De este libro destaco la narrativa, las descripciones, el sentimiento con el que manifiesta la autora las nuevas vivencias de Melanie en casa de sus tíos. Puedes sentir con ella su angustia e incertidumbre. No deja de ser una adolescente en pleno desarrollo, cuyos pensamientos y deseos se ven influenciados por el inicio de la madurez y transición hacia la edad adulta. A pesar de la tragedia, recibe el silencioso cariño de su tía Margaret, muda desde el día de su boda, pero cercana y comprensiva. Sus hermanos pequeños, Jonathon y Victoria, no parecen tan afectados por la muerte de sus padres, al menos no lo manifiestan y parecen haberse adaptado con más facilidad a su nueva casa. El ambiente es lúgubre, de pobreza, maltrato y tensión. La presencia de su tío Phillip es un lastre para todos los miembros de la casa, salvo para Jonathon, con quien tiene en común su afición por las maquetas. El resto de la familia le teme, pues maltrata a su mujer y sus cuñados, no se molesta en conocer a sus sobrinas y poco le importa lo que les pase a ninguno de ellos. Obsesionado con sus títeres, trata a las personas de su alrededor incluso peor que a sus muñecos de madera.

Melanie echa de menos a su madre, la calidez de su antiguo hogar, la libertad y la inocencia y no puede evitar sentirse culpable por lo que les ha ocurrido a sus padres. Intenta rebelarse con discreción, regalando a su tía un vestido y una joya bonita, lo que contrasta con la ropa vieja, rasgada y sin gracia que su marido le obliga a ponerse; y se siente atraída por Finn, un hombre con habilidades artísticas, pero bizco, descuidado y fumador empedernido. Es quizá el único hombre con el que ha topado, además de su padre o su tío, con el que despierta su creciente interés romántico y carnal.

Así pasan los días en un lugar en el que Melanie ha dejado de ser una niña, sin saber qué clase de destino le depara ni si podrá adueñarse de él. Y culmina con un desenlace atropellado y agridulce, que me deja más preguntas que respuestas. 

Esta no era la novela que esperaba, creía que esta historia tenía algún componente fantástico, más luz que oscuridad, más emoción que desilusión.
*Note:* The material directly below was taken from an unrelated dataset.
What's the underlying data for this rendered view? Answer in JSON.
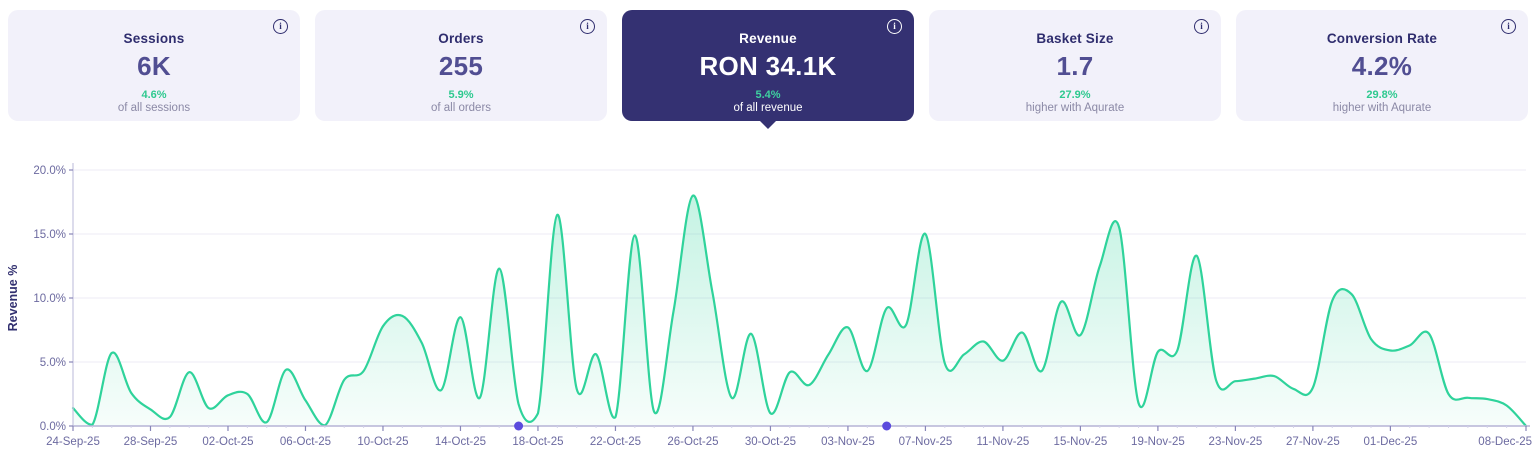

Que la juguetería era algo más que un comercio en el que Melanie pasa los días en lugar de ir a la escuela. Algo más que el refugio y negocio de un hombre despreciable. Esta novela me ha parecido dramáticamente trágica.

Y aunque no me ha resultado especialmente agradable, asumo que de vez en cuando tampoco está mal hacer alguna lectura incómoda, que te saque de la zona de confort y te ponga frente a otras perspectivas.